In light of this situation, it seems appropriate to offer three central points. First, as many have rightly argued in recent days, the Republican Party’s willingness to nominate and support formally (as it continues to do) a manifestly inexpert figure who has so viciously attacked decency and civil and human rights alike throughout his campaign, should be a cause for deep soul searching on the part of that institution’s leaders. That effort should not take the character, as it did in 2012, of “what can we do to attract more folks to our terrific message so we can win.” Instead, it should be a meaningful reflection on the ideology that has underpinned and driven that orientation, and how it has fed the current fear- and hate-driven social movement Trump now leads. In particular, as Trump daily attacks the legitimacy of American democracy, a stance which some GOP leaders are now appropriately decrying, the Republican Party should consider the relationship between its decades-long attacks on democratic governance in favor of markets and its followers’ willingness to esteem a demagogue. Likewise, the Party should reflect on its equally long-term embrace of race as a mobilizing tactic, its profoundly disingenuous current campaign to prevent certain individuals from voting and its decision to obstruct governance processes throughout the Obama presidency in the name of acquiring and maintaining power. Ironically, all of these GOP choices and more have fed the fear and anger of the Party’s core group now supporting a rampaging demagogue over whom the GOP has lost all purview.

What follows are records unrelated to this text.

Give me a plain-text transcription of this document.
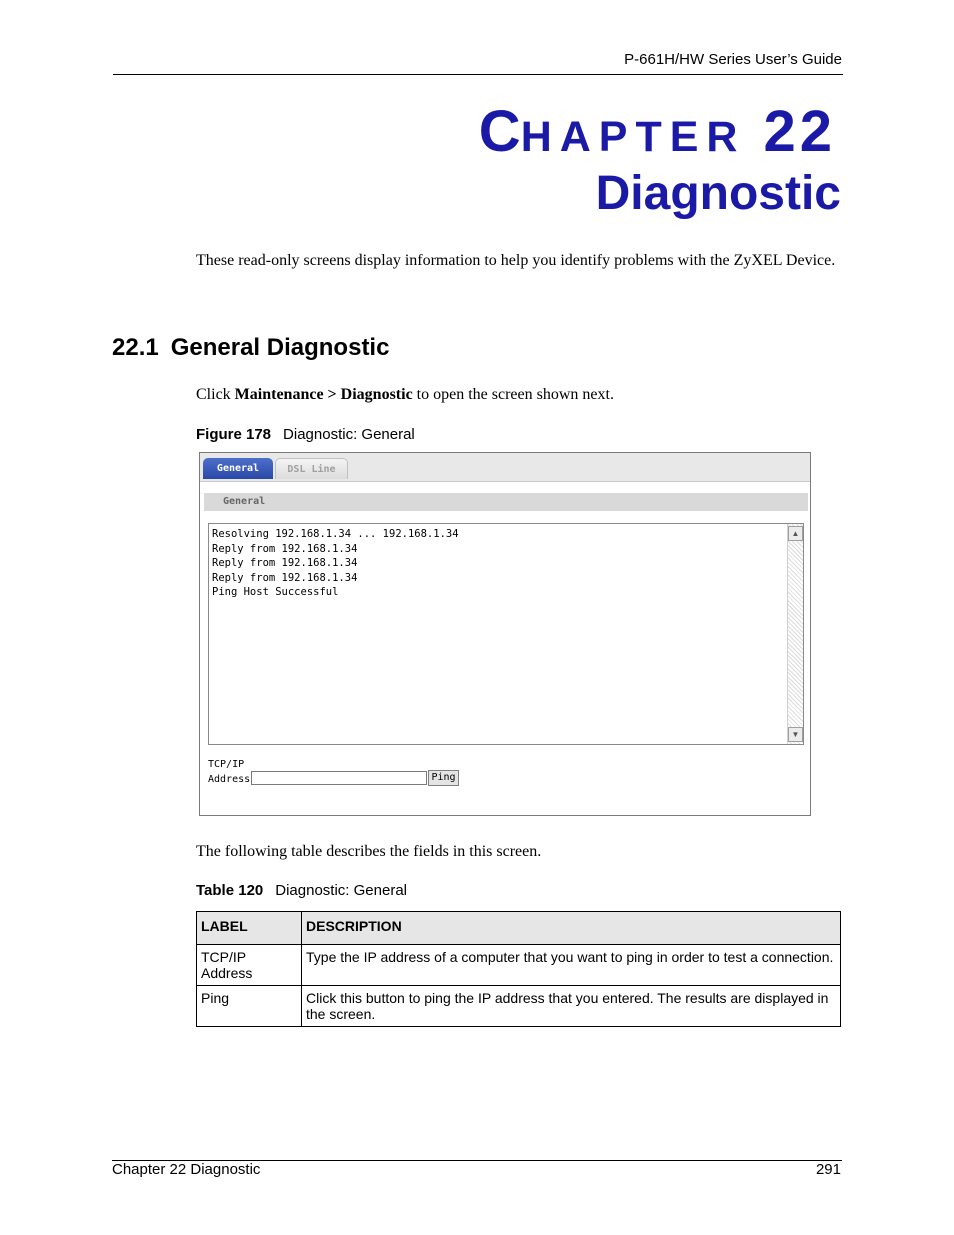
P-661H/HW Series User’s Guide
CHAPTER 22
Diagnostic
These read-only screens display information to help you identify problems with the ZyXEL Device.
22.1 General Diagnostic
Click Maintenance > Diagnostic to open the screen shown next.
Figure 178 Diagnostic: General
General	DSL Line
General
Resolving 192.168.1.34 ... 192.168.1.34
Reply from 192.168.1.34
Reply from 192.168.1.34
Reply from 192.168.1.34
Ping Host Successful
▲
▼
TCP/IP
Address	Ping
The following table describes the fields in this screen.
Table 120 Diagnostic: General
LABEL	DESCRIPTION
TCP/IP Address	Type the IP address of a computer that you want to ping in order to test a connection.
Ping	Click this button to ping the IP address that you entered. The results are displayed in the screen.
Chapter 22 Diagnostic	291
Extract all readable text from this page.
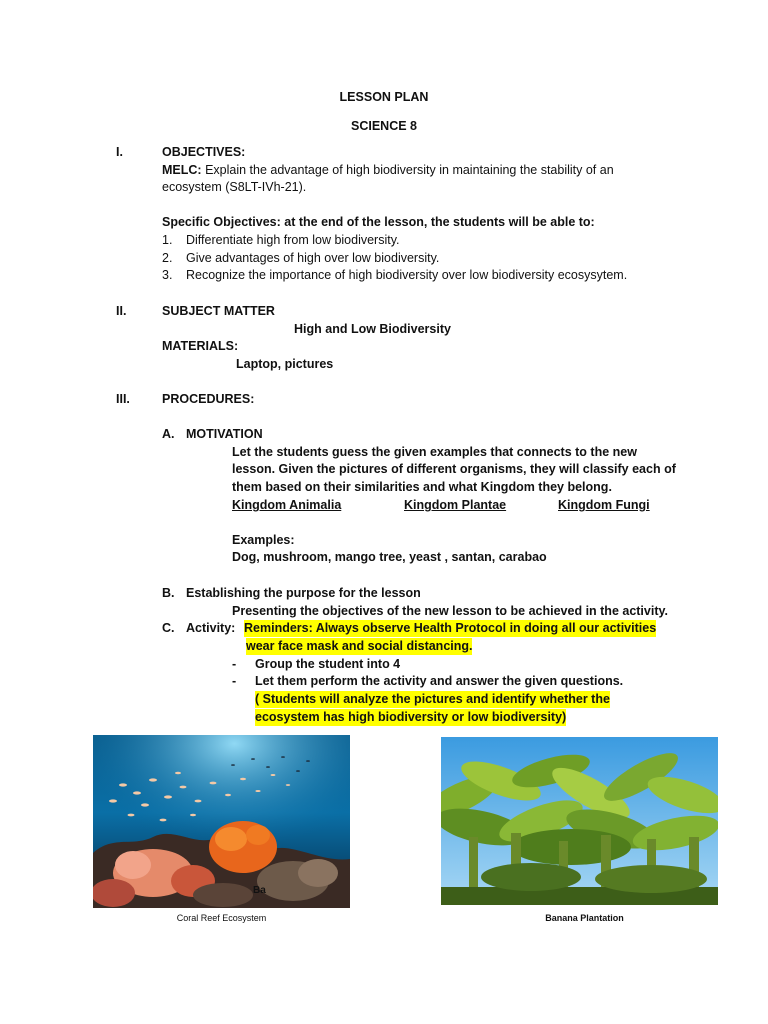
LESSON PLAN
SCIENCE 8
I.	OBJECTIVES:
MELC: Explain the advantage of high biodiversity in maintaining the stability of an
ecosystem (S8LT-IVh-21).
Specific Objectives: at the end of the lesson, the students will be able to:
1. Differentiate high from low biodiversity.
2. Give advantages of high over low biodiversity.
3. Recognize the importance of high biodiversity over low biodiversity ecosysytem.
II.	SUBJECT MATTER
High and Low Biodiversity
MATERIALS:
Laptop, pictures
III.	PROCEDURES:
A. MOTIVATION
Let the students guess the given examples that connects to the new
lesson. Given the pictures of different organisms, they will classify each of
them based on their similarities and what Kingdom they belong.
Kingdom Animalia	Kingdom Plantae	Kingdom Fungi
Examples:
Dog, mushroom, mango tree, yeast , santan, carabao
B. Establishing the purpose for the lesson
Presenting the objectives of the new lesson to be achieved in the activity.
C. Activity: Reminders: Always observe Health Protocol in doing all our activities
wear face mask and social distancing.
- Group the student into 4
- Let them perform the activity and answer the given questions.
( Students will analyze the pictures and identify whether the
ecosystem has high biodiversity or low biodiversity)
Ba
Coral Reef Ecosystem	Banana Plantation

Second, both Democrats and Republicans in Congress need to stop playing to the least common denominators in their districts, i.e., their gerrymandered partisan bases, in January 2017 if they wish to have any hope of addressing the Republic’s manifold challenges. This may be too much to ask in the face of recent history and the extremist beliefs of many of today’s congressional leaders, but it is one of the few reeds on which the regime may lean when so many of its sovereign are so willing to sully civil rights and risk freedom by embracing a charlatan.

Finally, lawmakers of all beliefs should unite, and soon, to make the case that freedom cannot survive without a realization among all citizens that all U.S residents are owed their civil and human rights, regardless of their race, creed, sexual orientation, gender, national origin or any other characteristic.  Our nation’s political leaders should also remind their constituents that all who enter our nation as its guests or would-be citizens should be accorded the same dignity and respect that they expect as Americans.

Failing progress on at least the issues outlined here, it is unclear how deep the impact of Trump’s demagoguery and his willing followers may ultimately be on America’s democratic experiment. But, if the consequences of Trump’s anti-democratic movement cannot be known with surety now, history nonetheless teaches that they are unlikely to be positive. Dan Bowman, the Trump supporter quoted above, provides ample evidence of that ominous fact.

Notes  

[1] Burns, Alexander and Nick Corasanti, “Donald Trump Assails his Accusers as Liars, and Unattractive,” New York Times, October 14, 2016, http://www.nytimes.com/2016/10/15/us/politics/donald-trump-campaign.html?emc=edit_th_20161015&nl=todaysheadlines&nlid=40087534&_r=0 Accessed October 15, 2016.

[2] Burns, Alexander and Nick Corasanti, “Donald Trump Assails his Accusers as Liars, and Unattractive,” New York Times, October 14, 2016, http://www.nytimes.com/2016/10/15/us/politics/donald-trump-campaign.html?emc=edit_th_20161015&nl=todaysheadlines&nlid=40087534&_r=0 Accessed October 15, 2016.

[3] Viser, Matt and Tracy Jan, “Trump’s Supporters talk Rebellion, Assassination at his Rallies,” The Boston Globe, http://www.bostonglobe.com/news/politics/2016/10/15/donald-trump-warnings-conspiracy-rig-election-are-stoking-anger-among-his-followers/LcCY6e0QOcfH8VdeK9UdsM/story.html?p1=Article_Trending_Most_Viewed Accessed October 15, 2016.